Sunday, July 4, 2010

Communication tools as Barriers to Communication

My son walks in with the cell glued to his ear, moves to the computer and then to the TV; in between answering and making calls: with the time both remote and the cell clutched in hand.

My daughter from USA starts a family conversation session, the Lap Top open, sitting in between us, seriously tapping he keys.

My friend, Ashok, has his eyes fixed, discretely, to his blackberry even when we meet for dinner at the club.

Hari’s invite me for lunch: Sudha soon picks up her cell and gets involved with someone on a long discourse, possibly more for the benefit of the gallery. It was nothing that could not have waited.

I invite friends for dinner, soon the ladies are on their cells passing instructions to the maid back home.

God forbid if one of them receives a call from a son or daughter abroad: for the next ten minutes there is a self imposed curfew by the other guests keeping mum.
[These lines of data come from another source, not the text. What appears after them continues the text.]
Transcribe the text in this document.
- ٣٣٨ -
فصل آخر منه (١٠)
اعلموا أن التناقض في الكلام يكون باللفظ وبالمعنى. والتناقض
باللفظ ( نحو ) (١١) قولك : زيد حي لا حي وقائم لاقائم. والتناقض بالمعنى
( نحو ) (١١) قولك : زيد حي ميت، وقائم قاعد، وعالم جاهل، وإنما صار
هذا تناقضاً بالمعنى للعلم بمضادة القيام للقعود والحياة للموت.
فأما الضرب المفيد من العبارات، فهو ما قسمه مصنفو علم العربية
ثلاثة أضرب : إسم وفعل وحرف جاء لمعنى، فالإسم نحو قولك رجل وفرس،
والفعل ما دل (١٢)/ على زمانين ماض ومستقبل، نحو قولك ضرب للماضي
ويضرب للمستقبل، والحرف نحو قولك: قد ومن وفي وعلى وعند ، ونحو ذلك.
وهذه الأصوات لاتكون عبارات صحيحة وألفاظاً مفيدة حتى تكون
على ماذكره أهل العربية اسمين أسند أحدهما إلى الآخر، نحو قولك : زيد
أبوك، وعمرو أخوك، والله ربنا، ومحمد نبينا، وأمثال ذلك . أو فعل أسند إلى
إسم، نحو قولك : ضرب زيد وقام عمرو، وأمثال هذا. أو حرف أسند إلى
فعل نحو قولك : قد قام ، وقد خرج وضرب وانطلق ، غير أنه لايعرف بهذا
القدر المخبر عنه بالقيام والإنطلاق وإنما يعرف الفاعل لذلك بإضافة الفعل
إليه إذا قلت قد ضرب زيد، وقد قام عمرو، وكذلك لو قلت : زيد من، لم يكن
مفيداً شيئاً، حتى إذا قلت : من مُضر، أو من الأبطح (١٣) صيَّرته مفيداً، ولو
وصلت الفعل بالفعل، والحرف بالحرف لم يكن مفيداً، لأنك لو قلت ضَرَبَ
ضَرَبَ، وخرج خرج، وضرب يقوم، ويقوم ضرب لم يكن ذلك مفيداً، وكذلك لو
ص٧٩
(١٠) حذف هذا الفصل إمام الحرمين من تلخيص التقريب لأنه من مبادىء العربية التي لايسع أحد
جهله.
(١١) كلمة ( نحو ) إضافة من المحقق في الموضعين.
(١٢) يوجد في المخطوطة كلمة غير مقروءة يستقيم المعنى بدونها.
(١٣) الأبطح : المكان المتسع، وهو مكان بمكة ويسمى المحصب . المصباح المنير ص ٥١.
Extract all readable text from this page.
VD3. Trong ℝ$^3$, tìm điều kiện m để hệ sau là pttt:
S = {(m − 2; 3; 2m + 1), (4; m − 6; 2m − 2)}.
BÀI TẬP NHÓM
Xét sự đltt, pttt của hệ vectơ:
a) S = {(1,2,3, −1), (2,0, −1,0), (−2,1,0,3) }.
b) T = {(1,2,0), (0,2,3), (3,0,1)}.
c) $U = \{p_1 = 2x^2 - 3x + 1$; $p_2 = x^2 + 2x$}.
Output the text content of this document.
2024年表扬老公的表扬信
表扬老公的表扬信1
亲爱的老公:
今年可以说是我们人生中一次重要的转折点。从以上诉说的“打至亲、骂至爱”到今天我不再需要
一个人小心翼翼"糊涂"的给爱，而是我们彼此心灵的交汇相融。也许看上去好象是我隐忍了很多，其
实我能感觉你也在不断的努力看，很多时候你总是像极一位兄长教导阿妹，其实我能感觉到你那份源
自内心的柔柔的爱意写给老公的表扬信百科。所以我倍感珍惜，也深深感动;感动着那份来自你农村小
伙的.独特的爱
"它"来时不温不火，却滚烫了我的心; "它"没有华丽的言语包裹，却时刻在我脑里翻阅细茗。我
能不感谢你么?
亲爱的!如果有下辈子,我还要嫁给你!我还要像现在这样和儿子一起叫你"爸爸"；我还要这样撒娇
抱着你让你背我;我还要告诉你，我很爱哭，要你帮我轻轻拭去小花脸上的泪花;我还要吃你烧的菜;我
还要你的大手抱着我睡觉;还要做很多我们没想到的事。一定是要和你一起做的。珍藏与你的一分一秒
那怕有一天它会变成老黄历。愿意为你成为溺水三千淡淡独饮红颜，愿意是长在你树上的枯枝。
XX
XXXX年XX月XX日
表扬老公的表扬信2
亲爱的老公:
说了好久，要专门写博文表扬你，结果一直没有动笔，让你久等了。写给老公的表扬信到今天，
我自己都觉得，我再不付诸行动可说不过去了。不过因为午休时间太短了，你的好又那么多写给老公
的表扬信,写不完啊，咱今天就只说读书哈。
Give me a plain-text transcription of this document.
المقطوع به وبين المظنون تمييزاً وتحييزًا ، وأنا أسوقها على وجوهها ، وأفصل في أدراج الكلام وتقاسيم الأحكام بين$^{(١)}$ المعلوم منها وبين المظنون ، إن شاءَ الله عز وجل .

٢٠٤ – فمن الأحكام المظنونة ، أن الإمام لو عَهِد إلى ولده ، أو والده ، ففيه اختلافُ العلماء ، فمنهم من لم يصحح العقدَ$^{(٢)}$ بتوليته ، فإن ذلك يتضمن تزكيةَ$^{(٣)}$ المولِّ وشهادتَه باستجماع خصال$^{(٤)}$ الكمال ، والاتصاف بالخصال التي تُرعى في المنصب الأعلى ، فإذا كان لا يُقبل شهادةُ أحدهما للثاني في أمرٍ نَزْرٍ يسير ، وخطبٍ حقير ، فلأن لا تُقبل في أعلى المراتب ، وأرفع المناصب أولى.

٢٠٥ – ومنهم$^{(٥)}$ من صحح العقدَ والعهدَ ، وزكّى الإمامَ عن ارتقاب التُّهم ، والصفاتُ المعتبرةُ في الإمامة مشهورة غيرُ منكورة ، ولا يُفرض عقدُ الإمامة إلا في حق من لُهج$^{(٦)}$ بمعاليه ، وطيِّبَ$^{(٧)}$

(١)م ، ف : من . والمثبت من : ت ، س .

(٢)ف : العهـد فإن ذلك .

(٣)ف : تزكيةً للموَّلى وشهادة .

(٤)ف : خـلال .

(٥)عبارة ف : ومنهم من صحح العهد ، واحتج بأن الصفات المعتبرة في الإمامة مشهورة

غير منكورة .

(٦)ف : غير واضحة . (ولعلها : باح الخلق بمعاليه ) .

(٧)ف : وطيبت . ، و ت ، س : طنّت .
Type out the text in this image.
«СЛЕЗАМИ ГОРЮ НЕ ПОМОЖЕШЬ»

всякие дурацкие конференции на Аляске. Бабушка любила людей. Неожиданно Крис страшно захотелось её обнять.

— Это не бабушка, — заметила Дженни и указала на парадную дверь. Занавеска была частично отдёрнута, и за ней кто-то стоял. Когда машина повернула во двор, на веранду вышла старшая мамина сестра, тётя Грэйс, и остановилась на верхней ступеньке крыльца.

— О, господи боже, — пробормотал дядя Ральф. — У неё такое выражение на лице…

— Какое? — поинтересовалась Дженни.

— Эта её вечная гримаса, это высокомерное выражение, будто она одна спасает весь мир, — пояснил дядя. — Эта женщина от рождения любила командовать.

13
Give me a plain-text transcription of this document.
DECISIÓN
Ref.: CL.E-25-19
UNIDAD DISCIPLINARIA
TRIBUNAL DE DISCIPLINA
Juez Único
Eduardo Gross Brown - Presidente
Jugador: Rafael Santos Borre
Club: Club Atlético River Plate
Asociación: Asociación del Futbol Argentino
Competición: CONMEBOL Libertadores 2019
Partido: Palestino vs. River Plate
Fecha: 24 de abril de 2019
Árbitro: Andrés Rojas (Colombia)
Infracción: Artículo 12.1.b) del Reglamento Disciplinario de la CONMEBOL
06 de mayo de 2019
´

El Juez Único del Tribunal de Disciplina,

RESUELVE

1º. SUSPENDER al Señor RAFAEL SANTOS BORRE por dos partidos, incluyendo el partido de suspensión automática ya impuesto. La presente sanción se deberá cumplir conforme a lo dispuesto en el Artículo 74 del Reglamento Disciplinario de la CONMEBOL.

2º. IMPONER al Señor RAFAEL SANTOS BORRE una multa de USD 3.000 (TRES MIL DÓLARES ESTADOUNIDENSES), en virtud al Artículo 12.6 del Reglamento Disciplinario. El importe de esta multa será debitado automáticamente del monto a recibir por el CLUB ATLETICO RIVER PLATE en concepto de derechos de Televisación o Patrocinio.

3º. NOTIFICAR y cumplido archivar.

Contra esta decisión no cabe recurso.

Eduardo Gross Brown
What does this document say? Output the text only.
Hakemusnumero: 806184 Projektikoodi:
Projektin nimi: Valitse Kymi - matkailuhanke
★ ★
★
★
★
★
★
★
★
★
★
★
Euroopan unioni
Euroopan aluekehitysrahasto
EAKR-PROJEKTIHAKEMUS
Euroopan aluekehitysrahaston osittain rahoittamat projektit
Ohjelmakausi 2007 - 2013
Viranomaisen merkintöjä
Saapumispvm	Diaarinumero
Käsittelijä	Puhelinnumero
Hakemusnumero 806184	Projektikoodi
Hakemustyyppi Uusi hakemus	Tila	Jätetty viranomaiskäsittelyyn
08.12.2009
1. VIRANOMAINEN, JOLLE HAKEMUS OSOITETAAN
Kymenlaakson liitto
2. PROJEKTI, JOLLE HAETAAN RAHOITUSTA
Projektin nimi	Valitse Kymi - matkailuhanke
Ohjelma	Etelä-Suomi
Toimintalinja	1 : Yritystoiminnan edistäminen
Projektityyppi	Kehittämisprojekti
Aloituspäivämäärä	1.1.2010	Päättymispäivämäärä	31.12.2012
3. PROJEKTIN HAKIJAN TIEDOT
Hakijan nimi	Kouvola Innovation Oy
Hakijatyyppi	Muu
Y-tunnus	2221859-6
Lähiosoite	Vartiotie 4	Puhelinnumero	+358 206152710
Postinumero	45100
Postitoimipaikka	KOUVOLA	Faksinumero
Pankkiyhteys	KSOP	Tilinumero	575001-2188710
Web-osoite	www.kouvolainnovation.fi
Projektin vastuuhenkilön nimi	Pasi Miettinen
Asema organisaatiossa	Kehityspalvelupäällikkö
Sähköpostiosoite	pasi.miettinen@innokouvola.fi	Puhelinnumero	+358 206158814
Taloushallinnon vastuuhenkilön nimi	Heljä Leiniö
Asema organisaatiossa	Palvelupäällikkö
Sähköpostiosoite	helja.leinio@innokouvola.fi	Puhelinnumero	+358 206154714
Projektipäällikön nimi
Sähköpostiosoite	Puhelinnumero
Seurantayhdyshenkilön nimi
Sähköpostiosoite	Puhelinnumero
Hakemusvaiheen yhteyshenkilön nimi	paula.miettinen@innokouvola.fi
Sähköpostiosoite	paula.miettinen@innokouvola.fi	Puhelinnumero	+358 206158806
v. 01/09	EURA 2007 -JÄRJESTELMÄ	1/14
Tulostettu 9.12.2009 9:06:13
The ring tone from some one’s cell, which has refused to heed the request to keep the phones on the silent mode, distracts and breaks the bond with the speaker, singer or the actors as the case may be.

‘Where are you’ the query on the phone and the evasive reply by the one sitting behind me in the multiplex brings me back from the word of fantasy that I were engrossed in to the real world of the darkened auditorium.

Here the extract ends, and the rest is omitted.